Sunday Independent (Ireland)

The children edit their lives as we pack up to leave

- KATY McGUINNESS

THE packing has begun in earnest, and the first of the children, the 19-year-old, is about to head away for the summer. As I write, he is preparing to spend his last night in the only house in which he has ever lived. I’m hoping that it won’t be too emotional, and that more pressing and practical worries — such as where he is going to leave his ticket for Electric Picnic, so that he’ll be able to find it when he returns from Canada — will take over. (The reports of the minging state of the frat house in which he’s going to be staying while he’s in Vancouver are of more immediate concern than any wistfulnes­s about leaving his childhood home.)

He’s not a hoarder, our third child, and the packing up of his room hasn’t taken him too long or seemed to involve much heartache. He edits his clothes and belongings as he goes along, and he’s not ostensibly sentimenta­l, so there’s been little in the way of accumulate­d souvenirs to be gone through and agonised over.

Next to depart is his sister, the almost 21-year-old. She’s off to New York on a J1 and can’t wait to get away from her parents after a long year of studying and exams. Her books and notes are all in boxes, the clothes are in bags ready to go to the Vee de Pee, and she’s ready to go. She doesn’t accumulate clutter either, and she’s ready to move on, excited, as they all are, about moving into the city and not having to commute in and out of college on the Dart. The prospect of walking everywhere is one of the things that we are all looking forward to most.

The eldest is still in the middle of her exams, so all this is going on around her as she slogs it out for the final few weeks. Now that the long months of viewings are finished, she has moved back home from her rooms in college and her bedroom has reverted to a state that will be familiar to parents of exam candidates the length and breadth of the country. There are piles of notes all over the floor, half-finished cups of coffee on every surface and a confetti of tiny circles of paper everywhere.

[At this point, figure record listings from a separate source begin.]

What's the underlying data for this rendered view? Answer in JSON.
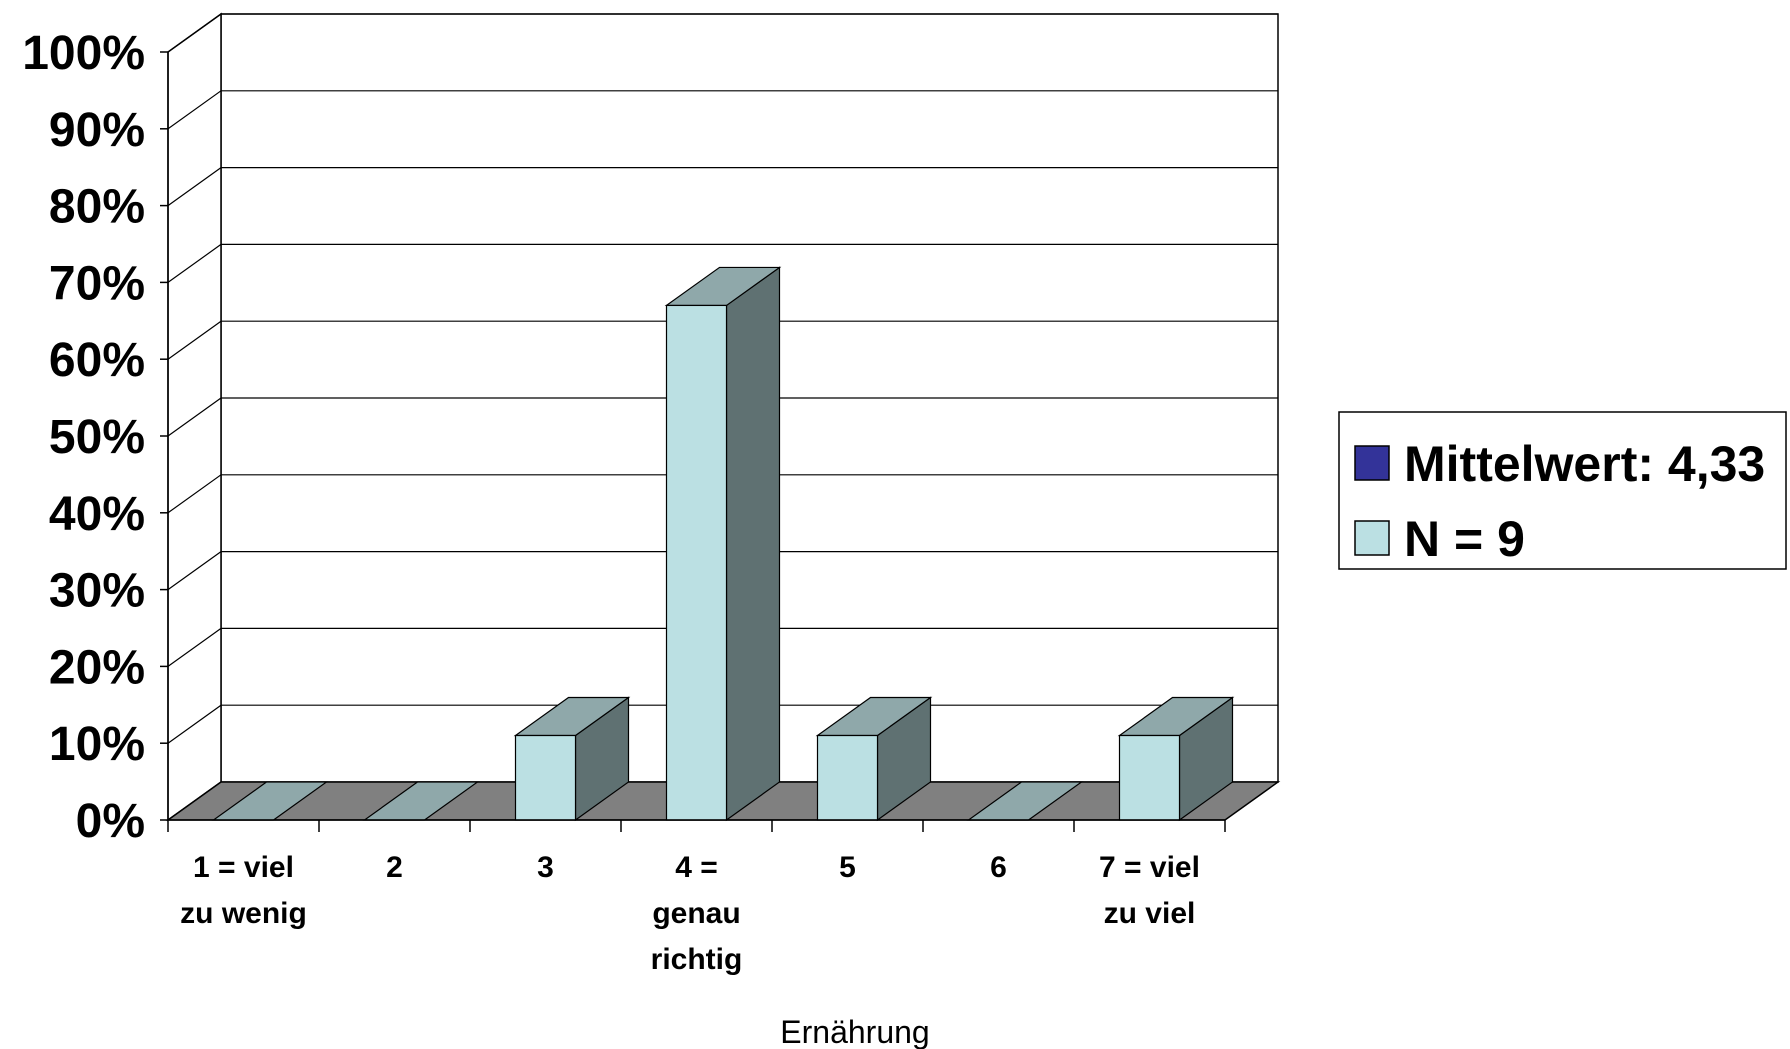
{
  "chart_data": {
    "type": "bar",
    "style": "3d",
    "categories": [
      [
        "1 = viel",
        "zu wenig"
      ],
      [
        "2"
      ],
      [
        "3"
      ],
      [
        "4 =",
        "genau",
        "richtig"
      ],
      [
        "5"
      ],
      [
        "6"
      ],
      [
        "7 = viel",
        "zu viel"
      ]
    ],
    "values": [
      0,
      0,
      11,
      67,
      11,
      0,
      11
    ],
    "ylim": [
      0,
      100
    ],
    "yticks": [
      "0%",
      "10%",
      "20%",
      "30%",
      "40%",
      "50%",
      "60%",
      "70%",
      "80%",
      "90%",
      "100%"
    ],
    "xlabel": "Ernährung",
    "ylabel": "",
    "grid": true,
    "legend": {
      "placement": "right",
      "items": [
        {
          "label": "Mittelwert: 4,33",
          "color": "#333399"
        },
        {
          "label": "N = 9",
          "color": "#bbe0e3"
        }
      ]
    },
    "colors": {
      "bar_front": "#bbe0e3",
      "bar_top": "#8fa8aa",
      "bar_side": "#5f7172",
      "floor": "#808080",
      "empty_slot": "#8fa8aa"
    }
  }
}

Her room will have to wait until last, and it’s going to be a challenge because, unlike her siblings, she is incapable of throwing anything away. They have a single memory box apiece, she has six. And counting. All that will have to be dealt with before she leaves for an elective in Chicago.

The youngest is about to start her Junior Cert, and we’re all trying not to get too stressed about that. ‘It’s only the Junior Cert,’ everyone says, and that’s true. Except that it’s her Junior Cert and it’s a big deal to have Down Syndrome and attempt it. We’ll be glad when we can stop watching Romeo and Juliet and Of Mice and Men, and move on to the laundry symbols and food groups for Home Ec, and the photos of Ban Ki-moon, Jean-Claude Juncker and President Higgins for CSPE that will signal the last paper, and the day that we leave.